Le pénis de Saint-Gilles sera maintenu au moins un an

Le pénis de Saint-Gilles restera au minimum un an.
Le pénis de Saint-Gilles restera au minimum un an. - © Facebook

Conseil communal ce jeudi soir à Saint-Gilles. Avec, à l'ordre du jour, une interpellation citoyenne concernant le maintien du désormais mondialement célèbre zizi de Saint-Gilles. Apparu fin septembre sur un mur aveugle de l'avenue du Parc, ce pénis au repos a depuis fait couler beaucoup d'encre et susciter pas mal de commentaires. Pour les autorités communales, il s'agissait d'entendre le collectif ayant lancé une campagne pour la préservation de la fresque. Sa pétition a recueilli plusieurs milliers de signatures et une page Facebook a été créée.

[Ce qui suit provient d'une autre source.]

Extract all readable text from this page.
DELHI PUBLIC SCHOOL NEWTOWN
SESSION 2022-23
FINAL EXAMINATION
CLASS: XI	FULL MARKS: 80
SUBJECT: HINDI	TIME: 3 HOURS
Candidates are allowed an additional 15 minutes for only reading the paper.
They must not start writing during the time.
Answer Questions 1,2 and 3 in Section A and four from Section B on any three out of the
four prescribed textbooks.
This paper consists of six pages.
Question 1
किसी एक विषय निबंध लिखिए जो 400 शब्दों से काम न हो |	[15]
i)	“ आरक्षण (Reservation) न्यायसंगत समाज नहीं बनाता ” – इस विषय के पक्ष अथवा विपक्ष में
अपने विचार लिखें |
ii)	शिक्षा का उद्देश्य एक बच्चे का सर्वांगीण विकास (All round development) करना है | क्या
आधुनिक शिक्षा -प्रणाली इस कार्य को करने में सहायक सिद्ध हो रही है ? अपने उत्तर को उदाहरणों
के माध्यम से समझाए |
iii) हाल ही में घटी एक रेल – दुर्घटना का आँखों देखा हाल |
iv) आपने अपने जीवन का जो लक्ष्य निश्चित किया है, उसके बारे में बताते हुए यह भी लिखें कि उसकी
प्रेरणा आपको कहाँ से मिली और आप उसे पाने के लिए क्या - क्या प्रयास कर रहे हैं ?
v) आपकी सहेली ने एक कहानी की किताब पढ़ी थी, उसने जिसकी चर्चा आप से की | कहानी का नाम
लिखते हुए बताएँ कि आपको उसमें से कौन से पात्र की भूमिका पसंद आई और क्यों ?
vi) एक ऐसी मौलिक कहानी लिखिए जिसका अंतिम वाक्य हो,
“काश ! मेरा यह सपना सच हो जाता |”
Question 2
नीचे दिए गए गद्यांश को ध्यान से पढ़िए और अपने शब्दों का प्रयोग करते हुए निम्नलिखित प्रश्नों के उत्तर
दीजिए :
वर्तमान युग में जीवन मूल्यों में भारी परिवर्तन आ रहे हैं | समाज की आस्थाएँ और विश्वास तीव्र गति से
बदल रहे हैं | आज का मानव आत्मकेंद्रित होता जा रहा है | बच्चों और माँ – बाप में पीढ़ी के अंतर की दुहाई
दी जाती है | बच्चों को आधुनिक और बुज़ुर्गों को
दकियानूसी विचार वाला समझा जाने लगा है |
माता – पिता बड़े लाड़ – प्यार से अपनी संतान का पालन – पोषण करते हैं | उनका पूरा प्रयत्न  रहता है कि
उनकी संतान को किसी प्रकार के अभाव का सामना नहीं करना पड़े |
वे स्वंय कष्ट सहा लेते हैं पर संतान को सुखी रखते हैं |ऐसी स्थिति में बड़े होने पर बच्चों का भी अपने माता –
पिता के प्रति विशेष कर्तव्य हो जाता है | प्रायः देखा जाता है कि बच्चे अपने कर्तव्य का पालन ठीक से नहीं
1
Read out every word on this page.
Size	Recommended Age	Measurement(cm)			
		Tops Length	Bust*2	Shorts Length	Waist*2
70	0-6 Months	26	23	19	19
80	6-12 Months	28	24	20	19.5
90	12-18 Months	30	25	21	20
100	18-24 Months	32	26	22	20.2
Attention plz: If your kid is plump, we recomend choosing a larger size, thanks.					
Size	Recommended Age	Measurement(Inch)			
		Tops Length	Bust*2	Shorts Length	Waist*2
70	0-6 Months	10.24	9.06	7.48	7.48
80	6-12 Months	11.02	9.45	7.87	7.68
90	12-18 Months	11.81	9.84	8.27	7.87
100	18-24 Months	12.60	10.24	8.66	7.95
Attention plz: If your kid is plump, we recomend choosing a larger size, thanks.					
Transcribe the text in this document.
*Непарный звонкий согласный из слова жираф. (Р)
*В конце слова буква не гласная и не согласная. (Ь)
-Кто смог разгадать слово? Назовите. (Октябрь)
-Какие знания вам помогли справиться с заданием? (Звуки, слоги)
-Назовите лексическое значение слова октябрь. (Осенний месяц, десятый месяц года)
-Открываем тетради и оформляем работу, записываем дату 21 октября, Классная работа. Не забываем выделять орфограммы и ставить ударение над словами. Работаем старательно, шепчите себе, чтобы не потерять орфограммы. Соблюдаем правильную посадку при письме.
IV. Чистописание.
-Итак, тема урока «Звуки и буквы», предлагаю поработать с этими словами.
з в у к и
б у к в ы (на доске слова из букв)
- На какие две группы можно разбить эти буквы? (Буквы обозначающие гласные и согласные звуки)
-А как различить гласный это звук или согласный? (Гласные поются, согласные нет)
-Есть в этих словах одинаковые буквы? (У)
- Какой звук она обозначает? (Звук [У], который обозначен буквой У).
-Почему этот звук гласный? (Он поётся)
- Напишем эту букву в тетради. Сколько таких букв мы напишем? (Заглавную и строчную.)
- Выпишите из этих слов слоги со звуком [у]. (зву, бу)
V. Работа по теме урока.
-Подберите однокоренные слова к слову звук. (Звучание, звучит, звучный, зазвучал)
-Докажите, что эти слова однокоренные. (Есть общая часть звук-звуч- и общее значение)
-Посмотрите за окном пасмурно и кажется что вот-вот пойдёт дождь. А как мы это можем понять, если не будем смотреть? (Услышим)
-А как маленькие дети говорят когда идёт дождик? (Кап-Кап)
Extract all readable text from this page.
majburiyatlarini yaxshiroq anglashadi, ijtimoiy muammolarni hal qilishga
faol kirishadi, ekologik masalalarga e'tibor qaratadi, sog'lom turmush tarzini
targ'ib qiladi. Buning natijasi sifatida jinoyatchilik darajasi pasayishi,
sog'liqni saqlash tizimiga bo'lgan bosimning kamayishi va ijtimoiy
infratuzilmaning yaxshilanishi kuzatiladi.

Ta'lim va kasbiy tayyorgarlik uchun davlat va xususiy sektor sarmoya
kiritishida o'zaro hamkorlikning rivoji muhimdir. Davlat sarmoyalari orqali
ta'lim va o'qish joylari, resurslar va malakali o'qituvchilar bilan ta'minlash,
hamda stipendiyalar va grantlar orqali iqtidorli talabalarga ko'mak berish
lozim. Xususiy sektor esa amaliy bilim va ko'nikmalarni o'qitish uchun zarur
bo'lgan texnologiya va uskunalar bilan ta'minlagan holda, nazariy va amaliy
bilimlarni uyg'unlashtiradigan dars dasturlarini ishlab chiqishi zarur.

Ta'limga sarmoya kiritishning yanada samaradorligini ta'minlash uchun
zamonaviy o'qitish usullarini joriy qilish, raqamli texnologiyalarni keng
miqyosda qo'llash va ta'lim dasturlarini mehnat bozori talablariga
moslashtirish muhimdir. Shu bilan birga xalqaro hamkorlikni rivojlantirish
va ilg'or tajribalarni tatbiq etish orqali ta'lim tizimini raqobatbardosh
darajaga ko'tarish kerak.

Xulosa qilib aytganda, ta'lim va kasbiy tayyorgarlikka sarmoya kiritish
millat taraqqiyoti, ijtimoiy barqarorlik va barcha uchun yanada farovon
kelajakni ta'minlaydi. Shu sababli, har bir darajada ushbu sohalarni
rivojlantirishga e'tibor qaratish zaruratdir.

Une demande de permis, par n'importe qui

Le bourgmestre a donc tranché et fait quelque peu marche arrière. Après avoir annoncé les premiers jours vouloir enlever rapidement l'oeuvre (dont on ne connait toujours pas l'auteur) pour la remplacer par une fresque urbaine plus consensuelle, Charles Picqué a déclaré ce jeudi soir que l'enlèvement sera à la charge intégrale du propriétaire, de même que son remplacement. Par ailleurs, il a invité les citoyens désireux de conserver définitivement le pénis d'introduire une demande de permis. "Cette oeuvre ne peut survivre que si elle s'inscrit dans un cadre urbanistique", expliqué Charles Picqué à la RTBF. "Une demande de permis peut être introduite par une personne morale ou physique sur le bien d'autrui. Après, en cas de délivrance du permis (NDLR: il faut compter une année entre l'introduction de la demande et l'obtention du permis), le propriétaire qui marque son désaccord peut encore contester le permis auprès des tribunaux."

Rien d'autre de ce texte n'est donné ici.